PowerBI : Still immature, but there are several things that I love about this tool: The DAX language provides a mature framework to create metrics like the fuzzy search and several other functions borrowed from Excel. Then the community — PowerBi to my opinion skyrocketed thanks to the fact that the community is able to create and actually share custom visualizations and scripts for this platform. Then the R support — many of the problems with R can be mitigated with the integration with it and PowerBI . You can make a quick exploration using PBI and then drag and drop relevant attributes from PBI to the R window managing the process mentioned above. Seems like beta but the idea is very promising. The bad: The data model is supported only in the desktop version, which seems artificially limited to a 250 000 rows per dataset making it unusable for most cases. The online version is highly dependent on Azure, making it more of a good tool to analyze data on Microsoft Cloud than a truly independent data analysis tool.
Looker: Just had the chance to see the demo and it seems that it does not bring anything new to town. Looker does what the name says; it will create a supportive layer over a database enabling to predefine metrics using SQL, and support the storage of these predefined metrics in an environment accessible to the users.
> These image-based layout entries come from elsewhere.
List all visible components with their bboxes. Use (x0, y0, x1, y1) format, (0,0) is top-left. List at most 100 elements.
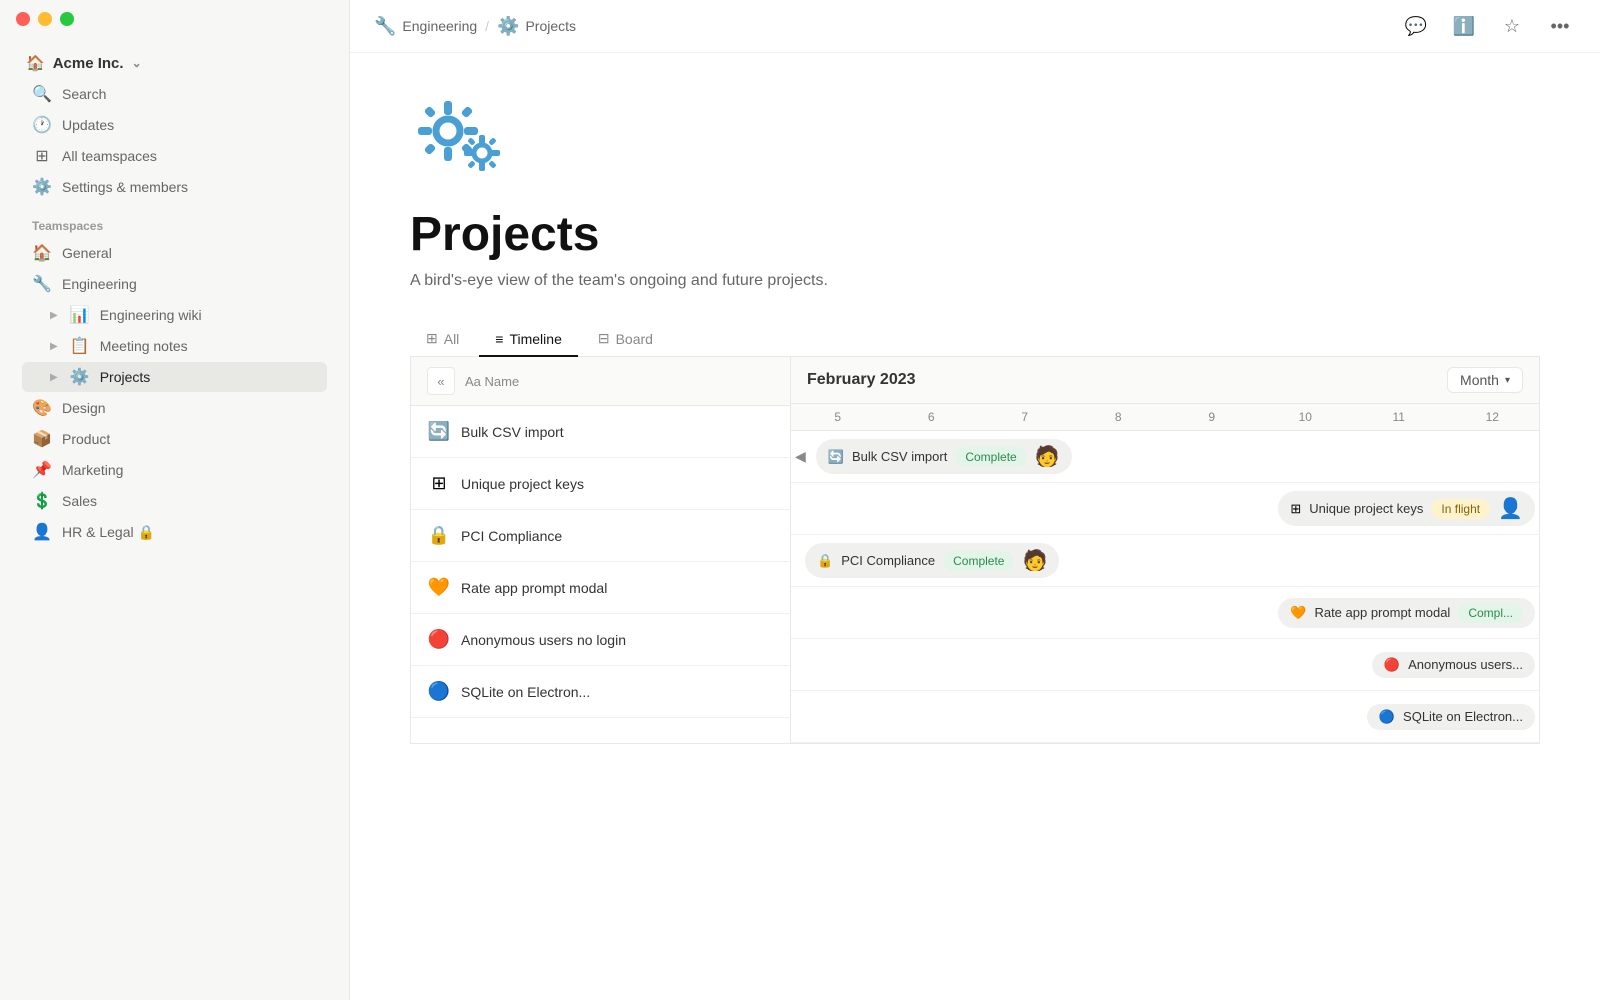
pci-bar-icon: 🔒 (817, 553, 833, 569)
expand-arrow-icon: ▶ (50, 372, 58, 383)
pci-avatar: 🧑 (1022, 548, 1047, 573)
unique-keys-icon: ⊞ (427, 473, 451, 494)
sidebar-item-marketing[interactable]: 📌 Marketing (22, 455, 327, 485)
sidebar: 🏠 Acme Inc. ⌄ 🔍 Search 🕐 Updates ⊞ All t… (0, 0, 350, 1000)
pci-bar[interactable]: 🔒 PCI Compliance Complete 🧑 (805, 543, 1059, 578)
sidebar-item-sales[interactable]: 💲 Sales (22, 486, 327, 516)
workspace-label: Acme Inc. (53, 55, 124, 72)
list-item[interactable]: 🧡 Rate app prompt modal (411, 562, 790, 614)
timeline-row-rate-app: 🧡 Rate app prompt modal Compl... (791, 587, 1539, 639)
back-arrow-icon: ◀ (795, 448, 806, 465)
timeline-row-unique-keys: ⊞ Unique project keys In flight 👤 (791, 483, 1539, 535)
projects-breadcrumb-icon: ⚙️ (497, 16, 519, 37)
design-icon: 🎨 (32, 398, 52, 418)
board-tab-icon: ⊟ (598, 330, 610, 347)
workspace-name[interactable]: 🏠 Acme Inc. ⌄ (16, 48, 333, 78)
tab-all-label: All (444, 331, 460, 347)
minimize-button[interactable] (38, 12, 52, 26)
tab-timeline[interactable]: ≡ Timeline (479, 322, 578, 357)
sidebar-item-hr-legal[interactable]: 👤 HR & Legal 🔒 (22, 517, 327, 547)
sidebar-all-teamspaces-label: All teamspaces (62, 148, 317, 164)
timeline-right-header: February 2023 Month ▾ (791, 357, 1539, 404)
sidebar-top: 🏠 Acme Inc. ⌄ 🔍 Search 🕐 Updates ⊞ All t… (0, 40, 349, 564)
tab-board[interactable]: ⊟ Board (582, 322, 669, 357)
maximize-button[interactable] (60, 12, 74, 26)
timeline-tab-icon: ≡ (495, 331, 503, 347)
date-5: 5 (791, 404, 885, 430)
sidebar-item-engineering[interactable]: 🔧 Engineering (22, 269, 327, 299)
window-controls (0, 0, 90, 38)
page-content: Projects A bird's-eye view of the team's… (350, 53, 1600, 1000)
project-list: 🔄 Bulk CSV import ⊞ Unique project keys … (411, 406, 790, 718)
list-item[interactable]: 🔒 PCI Compliance (411, 510, 790, 562)
tab-timeline-label: Timeline (509, 331, 561, 347)
projects-icon: ⚙️ (70, 367, 90, 387)
sidebar-search-label: Search (62, 86, 317, 102)
list-item[interactable]: 🔄 Bulk CSV import (411, 406, 790, 458)
sidebar-item-meeting-notes[interactable]: ▶ 📋 Meeting notes (22, 331, 327, 361)
anon-bar[interactable]: 🔴 Anonymous users... (1372, 652, 1535, 678)
workspace-icon: 🏠 (26, 54, 45, 72)
unique-keys-bar-label: Unique project keys (1309, 501, 1423, 516)
updates-icon: 🕐 (32, 115, 52, 135)
list-item[interactable]: ⊞ Unique project keys (411, 458, 790, 510)
settings-icon: ⚙️ (32, 177, 52, 197)
collapse-button[interactable]: « (427, 367, 455, 395)
month-selector[interactable]: Month ▾ (1447, 367, 1523, 393)
sidebar-item-engineering-wiki[interactable]: ▶ 📊 Engineering wiki (22, 300, 327, 330)
sqlite-name: SQLite on Electron... (461, 684, 590, 700)
bulk-csv-name: Bulk CSV import (461, 424, 564, 440)
list-item[interactable]: 🔴 Anonymous users no login (411, 614, 790, 666)
sidebar-item-projects[interactable]: ▶ ⚙️ Projects (22, 362, 327, 392)
sidebar-wiki-label: Engineering wiki (100, 307, 317, 323)
sidebar-item-search[interactable]: 🔍 Search (22, 79, 327, 109)
anon-bar-icon: 🔴 (1384, 657, 1400, 673)
sidebar-item-general[interactable]: 🏠 General (22, 238, 327, 268)
breadcrumb-projects[interactable]: ⚙️ Projects (497, 16, 576, 37)
expand-arrow-icon: ▶ (50, 310, 58, 321)
star-button[interactable]: ☆ (1496, 10, 1528, 42)
chevron-down-icon: ⌄ (132, 56, 142, 70)
breadcrumb-engineering-label: Engineering (402, 18, 477, 34)
sidebar-general-label: General (62, 245, 317, 261)
pci-icon: 🔒 (427, 525, 451, 546)
bulk-csv-bar[interactable]: 🔄 Bulk CSV import Complete 🧑 (816, 439, 1072, 474)
rate-app-bar[interactable]: 🧡 Rate app prompt modal Compl... (1278, 598, 1535, 628)
timeline-left-header: « Aa Name (411, 357, 790, 406)
sidebar-projects-label: Projects (100, 369, 317, 385)
list-item[interactable]: 🔵 SQLite on Electron... (411, 666, 790, 718)
page-emoji-icon (410, 93, 1540, 195)
sidebar-design-label: Design (62, 400, 317, 416)
tab-board-label: Board (616, 331, 653, 347)
sidebar-item-product[interactable]: 📦 Product (22, 424, 327, 454)
sales-icon: 💲 (32, 491, 52, 511)
sidebar-item-all-teamspaces[interactable]: ⊞ All teamspaces (22, 141, 327, 171)
unique-keys-bar[interactable]: ⊞ Unique project keys In flight 👤 (1278, 491, 1535, 526)
more-button[interactable]: ••• (1544, 10, 1576, 42)
chevron-down-icon: ▾ (1505, 375, 1510, 386)
timeline-row-pci: 🔒 PCI Compliance Complete 🧑 (791, 535, 1539, 587)
tab-all[interactable]: ⊞ All (410, 322, 475, 357)
search-icon: 🔍 (32, 84, 52, 104)
sidebar-updates-label: Updates (62, 117, 317, 133)
sqlite-bar[interactable]: 🔵 SQLite on Electron... (1367, 704, 1535, 730)
pci-badge: Complete (943, 551, 1014, 571)
timeline-row-anon: 🔴 Anonymous users... (791, 639, 1539, 691)
sidebar-item-updates[interactable]: 🕐 Updates (22, 110, 327, 140)
bulk-csv-bar-label: Bulk CSV import (852, 449, 947, 464)
engineering-icon: 🔧 (32, 274, 52, 294)
bulk-csv-avatar: 🧑 (1035, 444, 1060, 469)
breadcrumb-engineering[interactable]: 🔧 Engineering (374, 16, 477, 37)
anon-name: Anonymous users no login (461, 632, 626, 648)
comment-button[interactable]: 💬 (1400, 10, 1432, 42)
sidebar-item-settings[interactable]: ⚙️ Settings & members (22, 172, 327, 202)
sidebar-item-design[interactable]: 🎨 Design (22, 393, 327, 423)
sidebar-notes-label: Meeting notes (100, 338, 317, 354)
date-9: 9 (1165, 404, 1259, 430)
info-button[interactable]: ℹ️ (1448, 10, 1480, 42)
close-button[interactable] (16, 12, 30, 26)
page-description: A bird's-eye view of the team's ongoing … (410, 272, 1540, 290)
hr-icon: 👤 (32, 522, 52, 542)
breadcrumb: 🔧 Engineering / ⚙️ Projects (374, 16, 576, 37)
marketing-icon: 📌 (32, 460, 52, 480)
First of all, in order to use Looker, it is necessary to already have the data cleaned and stored in one database thus needing it to operate over a data warehouse or with an additional ETL tool with independent storage like Keboola Connection. Second, the metrics creation is really complicated, and changes in them will result in needing to revisit the underlying data. This is a process that, to my understanding, will require a BI expert even for simple manipulations with dashboards, thus making self service BI impossible. Since the computing power is provided by the database run by the client under Looker, I believe this brings operational concerns to the end user as well.
Bime: Works very similarly to Looker. It reads data over a database, a heavy hand of a BI expert for data analysis was needed, so same applies.
Rapidminer: I love it. The data manipulation part is a bit hard, but once the single table is loaded, one can use it as Tableau for doing statistical exploration over dataset as in R but faster. The documentation is well done so one can pretty safely try priorly unknown statistical methods as it will guide you through the best practices. A novelty is also a recommendation function that will recommend tools used by the community while designing a process. I talked with their sales rep lately and I feel that this tool is a bit in trouble since it provides services every data scientist wants but will not be willing to pay for — If I can use Rapidminer I can use R as well, which is free with just some bigger discomfort. The features the business is willing to pay for as maintaining a reporting/data environment are completely missing.
GoodData: The good — MAQL — a query language like DAX but more abstract enabling to write a lot of complex metrics with a few lines of code. The data model as mentioned above. The bad… I cannot make a histogram without revisiting the underlying data (come on guys really? Why I cant use a metric as an attribute) The lack of development in terms of visualizations that make GoodData look like a poor brother in comparison to Tableau.